Em As Festas de Amanhã, A Tempestade que Aí Vem (Culturgest, 19 a 21 Março), E à Milésima Noite… (Culturgest, 22 Março), mas muito particularmente em Void (Novembro), a forma como a palavra pode existir em palco e como, através desse preceito intencional, as palavras, pelo seu poder simbólico, podem constituir-se como imagens e, em alguns casos, potenciar o surgimento de personagens, lança pistas para os modos de produção de uma companhia que “quer tornar viva a linguagem”.

Tim Etchells diz que é possível, hoje, observar no discurso da companhia um caminho de adaptação, mudança e condução dessa experiência, e que isso se deve a uma tomada de consciência de que o confronto é hoje de outra ordem. “Quando trabalho num texto, seja para uma peça, uma coreografia ou uma instalação visual, a relação que estabeleço com a palavra — e que é igual como autor e como espectador (da minha obra) — é directa e não mediada pela presença de outra pessoa”, diz. Ou seja, uma das chaves para a interpretação do trabalho de Etchells e do colectivo Forced Entertainment não está no modo como convida o espectador a entrar em cena, mas como assume que ele já lá está desde o início. No palco. Como um cúmplice. Com eles, e não ao lado (ou à frente) deles.

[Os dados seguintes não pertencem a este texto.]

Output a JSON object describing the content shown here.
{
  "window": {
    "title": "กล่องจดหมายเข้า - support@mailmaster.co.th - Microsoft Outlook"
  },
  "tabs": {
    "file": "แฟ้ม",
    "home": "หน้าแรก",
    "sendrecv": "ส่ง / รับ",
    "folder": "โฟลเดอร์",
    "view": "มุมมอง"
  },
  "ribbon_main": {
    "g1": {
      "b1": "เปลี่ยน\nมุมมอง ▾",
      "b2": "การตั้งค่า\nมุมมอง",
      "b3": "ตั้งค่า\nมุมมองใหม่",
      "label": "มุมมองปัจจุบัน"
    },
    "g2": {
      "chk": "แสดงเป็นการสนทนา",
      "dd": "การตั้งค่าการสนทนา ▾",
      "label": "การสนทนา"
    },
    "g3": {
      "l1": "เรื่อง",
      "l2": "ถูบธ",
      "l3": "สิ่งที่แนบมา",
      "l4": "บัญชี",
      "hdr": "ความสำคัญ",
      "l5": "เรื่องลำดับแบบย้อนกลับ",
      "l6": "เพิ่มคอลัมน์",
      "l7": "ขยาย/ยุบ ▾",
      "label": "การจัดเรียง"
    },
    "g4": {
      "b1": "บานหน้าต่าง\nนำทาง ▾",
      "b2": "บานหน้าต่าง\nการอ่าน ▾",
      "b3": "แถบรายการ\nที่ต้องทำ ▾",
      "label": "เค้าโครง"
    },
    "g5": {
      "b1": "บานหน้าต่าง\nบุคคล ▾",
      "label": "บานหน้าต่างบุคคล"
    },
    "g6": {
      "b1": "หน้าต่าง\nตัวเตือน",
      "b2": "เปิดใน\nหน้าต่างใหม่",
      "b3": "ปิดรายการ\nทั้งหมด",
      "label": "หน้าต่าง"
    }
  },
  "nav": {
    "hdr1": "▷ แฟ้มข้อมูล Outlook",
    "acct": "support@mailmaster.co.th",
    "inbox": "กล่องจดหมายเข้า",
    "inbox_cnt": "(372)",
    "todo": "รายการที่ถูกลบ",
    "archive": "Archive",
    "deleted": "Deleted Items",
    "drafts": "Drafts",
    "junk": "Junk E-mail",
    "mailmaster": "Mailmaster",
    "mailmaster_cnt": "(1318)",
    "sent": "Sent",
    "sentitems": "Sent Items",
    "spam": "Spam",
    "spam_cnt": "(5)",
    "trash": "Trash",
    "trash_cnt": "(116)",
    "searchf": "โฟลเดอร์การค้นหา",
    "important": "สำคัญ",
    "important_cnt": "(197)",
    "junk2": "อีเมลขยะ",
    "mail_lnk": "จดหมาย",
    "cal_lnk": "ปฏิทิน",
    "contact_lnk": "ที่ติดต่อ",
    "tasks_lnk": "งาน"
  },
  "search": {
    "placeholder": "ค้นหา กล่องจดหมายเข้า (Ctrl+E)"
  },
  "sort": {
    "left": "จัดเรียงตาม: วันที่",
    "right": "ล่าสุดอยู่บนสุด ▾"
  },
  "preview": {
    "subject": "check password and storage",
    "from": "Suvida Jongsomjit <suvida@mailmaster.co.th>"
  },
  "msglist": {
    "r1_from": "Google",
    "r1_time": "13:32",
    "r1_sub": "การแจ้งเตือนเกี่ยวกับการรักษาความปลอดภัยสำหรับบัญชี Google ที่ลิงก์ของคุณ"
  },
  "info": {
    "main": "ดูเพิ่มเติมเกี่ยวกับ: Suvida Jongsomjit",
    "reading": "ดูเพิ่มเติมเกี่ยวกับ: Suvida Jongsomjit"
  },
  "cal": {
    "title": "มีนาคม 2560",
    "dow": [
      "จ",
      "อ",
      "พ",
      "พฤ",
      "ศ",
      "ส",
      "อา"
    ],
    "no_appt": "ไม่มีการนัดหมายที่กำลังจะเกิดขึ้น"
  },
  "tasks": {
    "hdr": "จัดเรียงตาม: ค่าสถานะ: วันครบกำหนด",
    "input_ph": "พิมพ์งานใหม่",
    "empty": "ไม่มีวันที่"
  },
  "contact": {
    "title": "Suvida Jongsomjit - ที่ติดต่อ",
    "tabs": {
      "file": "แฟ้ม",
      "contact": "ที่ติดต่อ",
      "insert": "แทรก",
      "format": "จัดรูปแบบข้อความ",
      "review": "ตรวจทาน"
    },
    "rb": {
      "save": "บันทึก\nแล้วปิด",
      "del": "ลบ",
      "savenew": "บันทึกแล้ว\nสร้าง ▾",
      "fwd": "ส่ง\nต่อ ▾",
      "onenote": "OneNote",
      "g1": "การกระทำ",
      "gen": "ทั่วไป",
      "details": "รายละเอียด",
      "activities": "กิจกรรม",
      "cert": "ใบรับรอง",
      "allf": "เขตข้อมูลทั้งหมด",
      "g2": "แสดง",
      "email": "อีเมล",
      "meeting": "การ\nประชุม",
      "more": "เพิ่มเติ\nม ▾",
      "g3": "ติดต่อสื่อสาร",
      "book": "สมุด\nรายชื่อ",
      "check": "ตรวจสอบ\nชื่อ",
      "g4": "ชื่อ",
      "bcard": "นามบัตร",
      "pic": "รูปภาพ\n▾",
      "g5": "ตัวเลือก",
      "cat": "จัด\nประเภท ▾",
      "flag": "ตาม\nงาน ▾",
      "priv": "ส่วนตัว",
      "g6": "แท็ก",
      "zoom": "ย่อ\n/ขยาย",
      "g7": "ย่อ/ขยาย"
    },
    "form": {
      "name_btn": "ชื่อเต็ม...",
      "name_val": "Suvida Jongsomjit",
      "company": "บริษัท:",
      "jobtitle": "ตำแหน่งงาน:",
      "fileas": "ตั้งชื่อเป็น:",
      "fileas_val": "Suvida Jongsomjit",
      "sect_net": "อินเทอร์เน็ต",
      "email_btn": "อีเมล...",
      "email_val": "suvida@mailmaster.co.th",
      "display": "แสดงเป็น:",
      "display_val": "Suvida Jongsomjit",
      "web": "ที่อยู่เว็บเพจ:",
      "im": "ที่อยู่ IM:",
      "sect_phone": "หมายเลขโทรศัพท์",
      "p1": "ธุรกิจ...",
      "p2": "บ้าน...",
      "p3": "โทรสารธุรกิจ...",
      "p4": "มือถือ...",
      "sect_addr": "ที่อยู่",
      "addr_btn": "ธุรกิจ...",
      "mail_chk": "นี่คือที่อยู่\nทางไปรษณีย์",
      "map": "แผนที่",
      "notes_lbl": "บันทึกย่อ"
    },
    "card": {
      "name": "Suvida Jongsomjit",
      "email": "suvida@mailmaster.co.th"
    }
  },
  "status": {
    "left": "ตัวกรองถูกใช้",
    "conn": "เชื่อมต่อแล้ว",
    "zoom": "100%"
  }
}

Tal como vai ao encontro dos espectadores, o texto vai também ao encontro dos intérpretes, que invariavelmente usam os seus próprios nomes nas peças — tornando-se, com o tempo, personagens do seu próprio percurso artístico —, como speaking subjects. E também como actos de enunciação, exibindo “o que nos acontece quando dizemos uma determinada palavra, como é que isso nos constrói, se reflecte em nós e nas relações que se estabelecem com o público”. Daí a relação com a cidade ser tão importante. Pela necessidade de resistir, como demonstraram numa Sheffield devastada. Ou agora em Lisboa, num exercício de harmonização de programações concorrentes através de um nome que põe em causa as próprias instituições.

O programa que ontem começou no Maria Matos completa-se, até ao final do ano, com duas encomendas. Uma para a Companhia Maior, encenada por Jorge Andrade (Novembro, CCB), a outra a desenvolver ao longo de 2014, com e para adolescentes, no âmbito do projecto PANOS — Palcos Novos Palavras Novas, da Culturgest.